Поляки не могли согласиться с правами белорусов на белорусские земли... Жертвы приносились молча, никто не протестовал и не выступал за нас, за наших писателей, за Березу Картузскую. Шли сражаться за Польшу, за свои цели... Наступал Гитлер, это вызывало страх, но разве менее страшным был для нас Сталин? О гитлеровских жертвах еще не знали, а сталинские превосходили все представления о преступности. Между кем выбирать, если оба нелюди? Говорили, когда в Белосток пришли немцы после Советов, поляки встречали их цветами, и один немец, знавший польский, сказал им: «Не отец ушел, не мать пришла...» И был прав. Оставалось выжить, уберечь народ, не позволить погубить обездоленных и несчастных.Боже, дай же мне силы, чтобы хоть слово сумела сказать нм свое, равное по силе нашему горю... Как обойти гитлеризм и все-таки говорить? Говорить, как приказывает сердце... Уничтожают нас прямо обеими руками... Выиграли не герои, а хитрые, те, кто умел плевать на свое и лизать пятки фюреру. Даже отдали свою коренную Белосточчину, разделили единственное наше богатство — Беловежскую пущу, разорвали ее на две половины. Это за партизанщину? О чем зы думали, партизаны?.. Я не встречала среди своих земляков тех, кто любил бы проклятого Гитлера, таких не было!.. Только каких-нибудь дураков, полицаев использовали, гады, для своих грязных дел. Может, те и не знали, когда шли служить, как их используют, как унизят их безмозглые наци... Сталин — Гитлер: и то и другое бесчеловечно и никакого третьего выхода для народа...
Вдумаемся только в положение нашего народа.

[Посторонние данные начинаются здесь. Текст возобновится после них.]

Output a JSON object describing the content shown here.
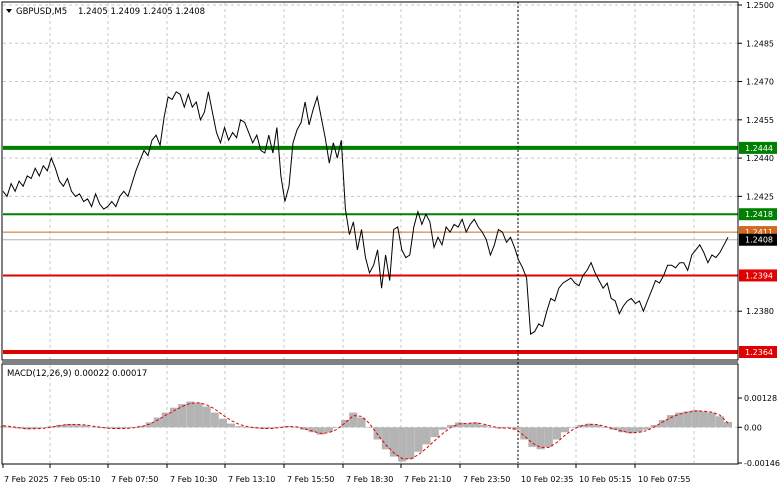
{
  "header": {
    "symbol": "GBPUSD,M5",
    "ohlc": "1.2405 1.2409 1.2405 1.2408"
  },
  "macd": {
    "label": "MACD(12,26,9) 0.00022 0.00017"
  },
  "colors": {
    "price_line": "#000000",
    "grid": "#c8c8c8",
    "level_green": "#008000",
    "level_red": "#e00000",
    "level_orange": "#d2691e",
    "macd_hist": "#b4b4b4",
    "macd_signal": "#e00000"
  },
  "chart_data": [
    {
      "type": "line",
      "title": "GBPUSD,M5",
      "ylim": [
        1.2364,
        1.25
      ],
      "y_ticks": [
        "1.2500",
        "1.2485",
        "1.2470",
        "1.2455",
        "1.2440",
        "1.2425",
        "1.2380"
      ],
      "x_ticks": [
        "7 Feb 2025",
        "7 Feb 05:10",
        "7 Feb 07:50",
        "7 Feb 10:30",
        "7 Feb 13:10",
        "7 Feb 15:50",
        "7 Feb 18:30",
        "7 Feb 21:10",
        "7 Feb 23:50",
        "10 Feb 02:35",
        "10 Feb 05:15",
        "10 Feb 07:55"
      ],
      "levels": [
        {
          "value": 1.2444,
          "label": "1.2444",
          "color": "#008000",
          "style": "thick"
        },
        {
          "value": 1.2418,
          "label": "1.2418",
          "color": "#008000",
          "style": "normal"
        },
        {
          "value": 1.2411,
          "label": "1.2411",
          "color": "#d2691e",
          "style": "thin"
        },
        {
          "value": 1.2394,
          "label": "1.2394",
          "color": "#e00000",
          "style": "normal"
        },
        {
          "value": 1.2364,
          "label": "1.2364",
          "color": "#e00000",
          "style": "thick"
        }
      ],
      "current_price": "1.2408",
      "series": [
        {
          "values": [
            1.2427,
            1.2425,
            1.243,
            1.2427,
            1.2431,
            1.2429,
            1.2433,
            1.2432,
            1.2436,
            1.2433,
            1.2437,
            1.2435,
            1.244,
            1.2436,
            1.2431,
            1.2429,
            1.2432,
            1.2427,
            1.2425,
            1.2426,
            1.2423,
            1.2424,
            1.2421,
            1.2426,
            1.2422,
            1.242,
            1.2421,
            1.2423,
            1.2421,
            1.2425,
            1.2427,
            1.2425,
            1.243,
            1.2435,
            1.2439,
            1.2443,
            1.2441,
            1.2447,
            1.2449,
            1.2445,
            1.2456,
            1.2464,
            1.2463,
            1.2466,
            1.2465,
            1.246,
            1.2465,
            1.246,
            1.2462,
            1.2455,
            1.2458,
            1.2466,
            1.2458,
            1.245,
            1.2446,
            1.2452,
            1.2447,
            1.245,
            1.2448,
            1.2455,
            1.2454,
            1.245,
            1.2446,
            1.2449,
            1.2443,
            1.2442,
            1.2449,
            1.2442,
            1.2452,
            1.2433,
            1.2423,
            1.2429,
            1.2446,
            1.2451,
            1.2454,
            1.2462,
            1.2453,
            1.2459,
            1.2464,
            1.2456,
            1.2448,
            1.2438,
            1.2446,
            1.244,
            1.2447,
            1.242,
            1.241,
            1.2415,
            1.2404,
            1.2412,
            1.2401,
            1.2395,
            1.2398,
            1.2404,
            1.2389,
            1.2402,
            1.2392,
            1.2412,
            1.2413,
            1.2404,
            1.2401,
            1.2402,
            1.2413,
            1.2419,
            1.2414,
            1.2418,
            1.2415,
            1.2405,
            1.2409,
            1.2406,
            1.2413,
            1.2411,
            1.2414,
            1.2413,
            1.2416,
            1.2411,
            1.2414,
            1.2416,
            1.2413,
            1.2411,
            1.2408,
            1.2402,
            1.2406,
            1.2412,
            1.2411,
            1.2407,
            1.2409,
            1.2405,
            1.24,
            1.2397,
            1.2393,
            1.2371,
            1.2372,
            1.2375,
            1.2374,
            1.238,
            1.2385,
            1.2384,
            1.2389,
            1.2391,
            1.2392,
            1.2393,
            1.2391,
            1.239,
            1.2394,
            1.2396,
            1.2399,
            1.2395,
            1.2392,
            1.2389,
            1.2391,
            1.2385,
            1.2384,
            1.2379,
            1.2382,
            1.2384,
            1.2385,
            1.2383,
            1.2384,
            1.238,
            1.2384,
            1.2388,
            1.2392,
            1.2391,
            1.2394,
            1.2398,
            1.2398,
            1.2397,
            1.2399,
            1.2399,
            1.2396,
            1.2402,
            1.2404,
            1.2406,
            1.2403,
            1.2399,
            1.2402,
            1.2401,
            1.2403,
            1.2406,
            1.2409
          ]
        }
      ]
    },
    {
      "type": "bar",
      "title": "MACD(12,26,9)",
      "ylim": [
        -0.00146,
        0.00128
      ],
      "y_ticks": [
        "0.00128",
        "0.00",
        "-0.00146"
      ],
      "series": [
        {
          "name": "MACD",
          "type": "bar",
          "values": [
            5e-05,
            0.0,
            -5e-05,
            -8e-05,
            -6e-05,
            -2e-05,
            4e-05,
            0.0001,
            0.00014,
            0.00012,
            8e-05,
            2e-05,
            -3e-05,
            -5e-05,
            -6e-05,
            -4e-05,
            0.0,
            6e-05,
            0.0002,
            0.0004,
            0.0006,
            0.0008,
            0.00095,
            0.00105,
            0.001,
            0.00085,
            0.0006,
            0.00035,
            0.00015,
            5e-05,
            0.0,
            -4e-05,
            -6e-05,
            -4e-05,
            2e-05,
            5e-05,
            0.0,
            -0.0001,
            -0.0002,
            -0.0003,
            -0.0002,
            0.0,
            0.0003,
            0.0006,
            0.0004,
            0.0,
            -0.0005,
            -0.0009,
            -0.0012,
            -0.0014,
            -0.0013,
            -0.001,
            -0.0007,
            -0.0004,
            -0.0001,
            0.0001,
            0.0002,
            0.00015,
            0.0002,
            0.0001,
            0.0,
            -5e-05,
            -3e-05,
            -0.0001,
            -0.0005,
            -0.0008,
            -0.0009,
            -0.0008,
            -0.0005,
            -0.0002,
            0.0,
            0.0001,
            0.00015,
            0.0001,
            0.0,
            -0.0001,
            -0.0002,
            -0.00025,
            -0.0002,
            -0.0001,
            0.0001,
            0.0003,
            0.0005,
            0.0006,
            0.00065,
            0.0007,
            0.00065,
            0.0006,
            0.00045,
            0.00022
          ]
        },
        {
          "name": "Signal",
          "type": "line",
          "values": [
            7e-05,
            3e-05,
            -2e-05,
            -6e-05,
            -6e-05,
            -4e-05,
            1e-05,
            7e-05,
            0.00011,
            0.00012,
            0.0001,
            5e-05,
            0.0,
            -4e-05,
            -5e-05,
            -5e-05,
            -2e-05,
            3e-05,
            0.00013,
            0.0003,
            0.0005,
            0.00068,
            0.00085,
            0.00098,
            0.001,
            0.00092,
            0.00075,
            0.0005,
            0.00028,
            0.00012,
            3e-05,
            -2e-05,
            -5e-05,
            -5e-05,
            -1e-05,
            3e-05,
            2e-05,
            -6e-05,
            -0.00016,
            -0.00025,
            -0.00022,
            -8e-05,
            0.00018,
            0.00048,
            0.00045,
            0.00015,
            -0.0003,
            -0.00072,
            -0.00105,
            -0.00128,
            -0.0013,
            -0.00112,
            -0.00085,
            -0.00055,
            -0.00025,
            0.0,
            0.00014,
            0.00016,
            0.00018,
            0.00013,
            4e-05,
            -3e-05,
            -3e-05,
            -8e-05,
            -0.00035,
            -0.00065,
            -0.00082,
            -0.00082,
            -0.00062,
            -0.00032,
            -8e-05,
            6e-05,
            0.00012,
            0.00011,
            3e-05,
            -7e-05,
            -0.00016,
            -0.00022,
            -0.00021,
            -0.00014,
            2e-05,
            0.00022,
            0.0004,
            0.00053,
            0.00061,
            0.00067,
            0.00066,
            0.00062,
            0.0005,
            0.00017
          ]
        }
      ]
    }
  ]
}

Выбитые или разметанные по Неметчине еще с польско-немецкой войны, безжалостно уничтоженные немцами в Крае, погибшие на советском фронте, исполосованные в 37-м году, загубленные в штрафных батальонах, дважды вывезенные как кулаки, тысячи осужденных после войны в бесчисленных лагерях, те, кто сразу бежали в Польшу, те, кто выехал туда по договору уже в мирное время, и все те, кто заселили целину, Казахстан, Донбасс и т. д. Оторванный Вильно, отданный латышам Двинск и с ним до 100 тысяч белорусов, не говоря уже о Смоленщине. Опустевший край, куда насильно тащат чужих... Униженные и безголосые, не протестуя, принимают чужой язык, не свои порядки... Люди, ни слова не знающие по-польски, языком которых от веку был белорусский, стали поляками. Ксендзы шли к нам не только с Богом и крестом, шли как колонизаторы, разделять и неволить народ, отбирать его национальное сознание, его язык.
Бедные, темные мои братья, они готовы по приказу тех, кому продались по собственной воле, повести меня на эшафот, а я не сплю ночами и думаю, что если выживем и насчитаем какой-то минимум земляков, то случится чудо! Рождается нас очень мало... Такова система, что много детей вырастить нельзя, да и негде, да и нет условий... О мои нерожденные Купалы, может, Богдановичи, а может, и Кастуси...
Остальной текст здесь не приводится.